Ich stamme aus so einem Milieu, stamme als einer der wenigen dort nicht aus einer Arbeiterfamilie und habe es bei Mitschülern etwa oft erfahren, dass Kindern die Talente eher abqualifiziert und Träume in Richtung Abitur oder Studium usw. ausgeredet wurden - weil andere "reden könnten". Es ist nicht gern gesehen, dass man ausbricht und andere Vorstellungen hat, als im Handwerk oder in der Landwirtschaft tätig zu sein, bis man in Rente geht.
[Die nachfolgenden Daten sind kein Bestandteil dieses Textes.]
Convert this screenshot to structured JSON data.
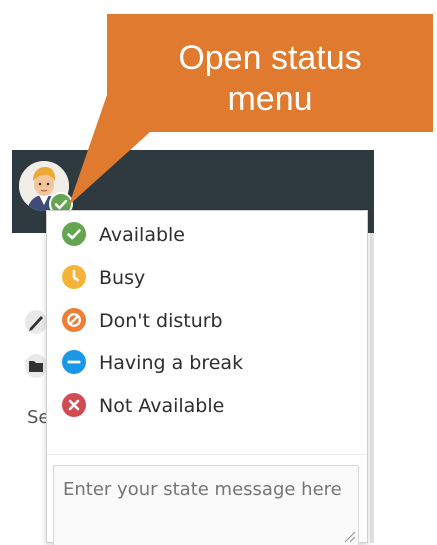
{
  "callout": {
    "line1": "Open status",
    "line2": "menu"
  },
  "background": {
    "partial_text": "Se"
  },
  "status_menu": {
    "items": [
      {
        "label": "Available",
        "icon": "check-circle-icon",
        "color": "#64a552"
      },
      {
        "label": "Busy",
        "icon": "clock-icon",
        "color": "#f4b43a"
      },
      {
        "label": "Don't disturb",
        "icon": "do-not-disturb-icon",
        "color": "#ee7d35"
      },
      {
        "label": "Having a break",
        "icon": "minus-circle-icon",
        "color": "#1b97e8"
      },
      {
        "label": "Not Available",
        "icon": "x-circle-icon",
        "color": "#d14b52"
      }
    ],
    "message_placeholder": "Enter your state message here"
  },
  "colors": {
    "callout": "#df7a2e",
    "topbar": "#2f3a40"
  }
}
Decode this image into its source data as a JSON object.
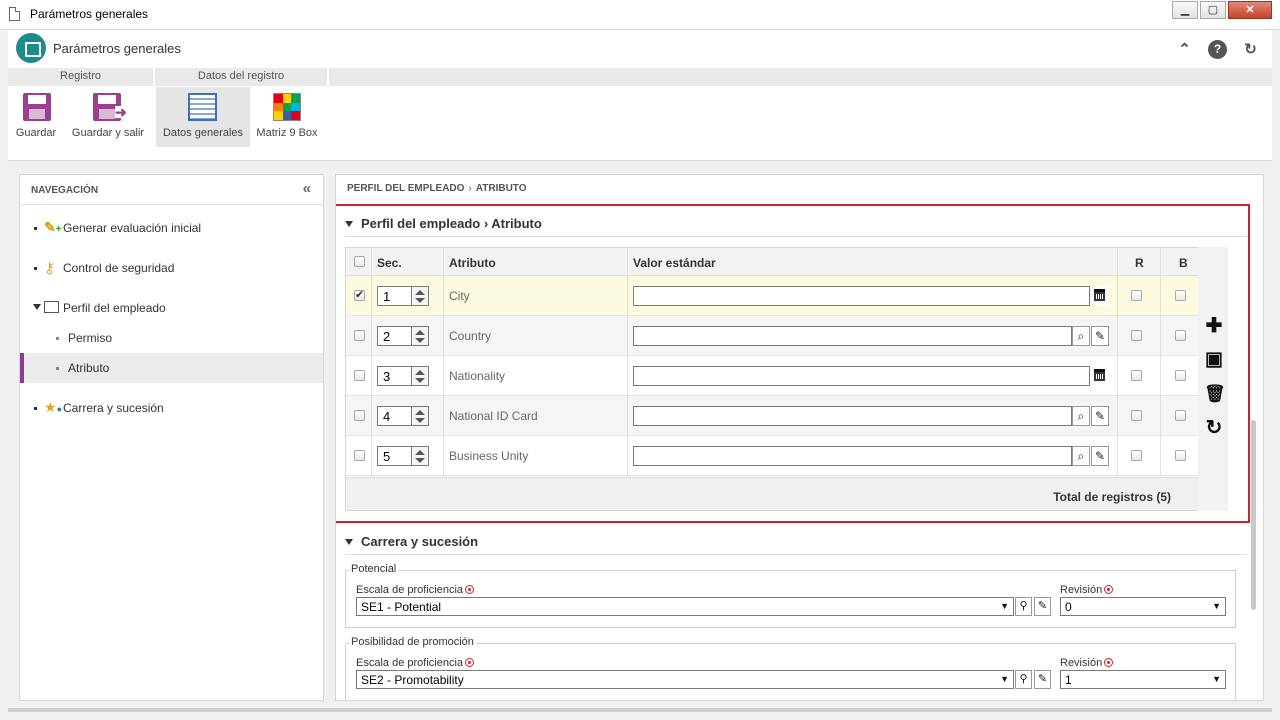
{
  "window": {
    "title": "Parámetros generales",
    "btn_min": "▁",
    "btn_max": "▢",
    "btn_close": "✕"
  },
  "app": {
    "title": "Parámetros generales",
    "icons": [
      "collapse-up-icon",
      "help-icon",
      "refresh-icon"
    ],
    "glyph_collapse": "⌃",
    "glyph_help": "?",
    "glyph_refresh": "↻"
  },
  "ribbon": {
    "groups": [
      {
        "label": "Registro"
      },
      {
        "label": "Datos del registro"
      }
    ],
    "buttons": [
      {
        "label": "Guardar",
        "icon": "floppy-icon"
      },
      {
        "label": "Guardar y salir",
        "icon": "floppy-exit-icon"
      },
      {
        "label": "Datos generales",
        "icon": "table-icon",
        "active": true
      },
      {
        "label": "Matriz 9 Box",
        "icon": "matrix-icon"
      }
    ],
    "matrix_colors": [
      "#e0001b",
      "#ffd200",
      "#00a651",
      "#ff7f00",
      "#00a651",
      "#00b4e6",
      "#ffd200",
      "#3b5aa8",
      "#e0001b"
    ]
  },
  "nav": {
    "header": "NAVEGACIÓN",
    "collapse_glyph": "«",
    "items": [
      {
        "label": "Generar evaluación inicial",
        "icon": "evaluation-icon"
      },
      {
        "label": "Control de seguridad",
        "icon": "key-icon"
      },
      {
        "label": "Perfil del empleado",
        "icon": "profile-icon",
        "expanded": true
      },
      {
        "label": "Permiso",
        "sub": true
      },
      {
        "label": "Atributo",
        "sub": true,
        "selected": true
      },
      {
        "label": "Carrera y sucesión",
        "icon": "career-icon"
      }
    ]
  },
  "breadcrumb": {
    "part1": "PERFIL DEL EMPLEADO",
    "sep": "›",
    "part2": "ATRIBUTO"
  },
  "section1": {
    "title": "Perfil del empleado › Atributo",
    "columns": {
      "sec": "Sec.",
      "attr": "Atributo",
      "value": "Valor estándar",
      "r": "R",
      "b": "B"
    },
    "rows": [
      {
        "checked": true,
        "sec": "1",
        "attr": "City",
        "type": "calendar"
      },
      {
        "checked": false,
        "sec": "2",
        "attr": "Country",
        "type": "lookup"
      },
      {
        "checked": false,
        "sec": "3",
        "attr": "Nationality",
        "type": "calendar"
      },
      {
        "checked": false,
        "sec": "4",
        "attr": "National ID Card",
        "type": "lookup"
      },
      {
        "checked": false,
        "sec": "5",
        "attr": "Business Unity",
        "type": "lookup"
      }
    ],
    "total": "Total de registros (5)",
    "tools": {
      "add": "✚",
      "save": "▣",
      "delete": "🗑",
      "refresh": "↻"
    }
  },
  "section2": {
    "title": "Carrera y sucesión",
    "potencial": {
      "legend": "Potencial",
      "scale_label": "Escala de proficiencia",
      "scale_value": "SE1 - Potential",
      "rev_label": "Revisión",
      "rev_value": "0"
    },
    "promocion": {
      "legend": "Posibilidad de promoción",
      "scale_label": "Escala de proficiencia",
      "scale_value": "SE2 - Promotability",
      "rev_label": "Revisión",
      "rev_value": "1"
    },
    "glyph_search": "⌕",
    "glyph_clear": "✎"
  },
  "colors": {
    "accent": "#8a3e90",
    "teal": "#1e8c8c",
    "highlight": "#d4202b"
  }
}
Auch Ehrenamt ist, sofern es nicht der Schützenverein oder der Bauernbund oder die IG Metall ist (wobei deren Akteure meist als "Krawallmacher" gelten, wenn man den "ehrbaren kleinen Arbeiter" schreien hört), nicht gern gesehen; wenn ein Auftritt vom Schulchor angekündigt wird, schnalzt der Vater genervt mit der Zunge und findet vernichtende Worte, während die Mutter zwar freundlicher wirkt, aber am Ende auch nur mit den Augen rollt und sich fragt, warum das Kind sie so "blamiert" bzw. das Kind wird vor dem Auftritt hören, dass es die Eltern "ja nicht blamieren" soll "und dass es dann aber auch gut ist" -----> und wer da z.B. als Jugendlicher Interesse an Politik zeigt, bekommt vom Vater im besten Fall so was wie "hör auf mit dem Parteigequatsche" in Anschnauzton an den Latz geknallt und im schlimmsten Fall eine fette Backpfeife als Vorgeschmack für das, was passiert, wenn er sich weiterhin mit Politik beschäftigt. Genau so habe ich das erlebt und auch selber gesehen, es war erschreckend.

Woher ich das weiß:eigene Erfahrung

Was eher stimmt ist das Arbeiterkinder, vorzugsweise Migranten, erstmal weniger häufig eine Empfehlung für's Gymnasium bekommen. Und wenn sie sich in der Mittelstufe für Medizin interessieren legt man ihnen eine Ausbildung als Pflegekraft nahe.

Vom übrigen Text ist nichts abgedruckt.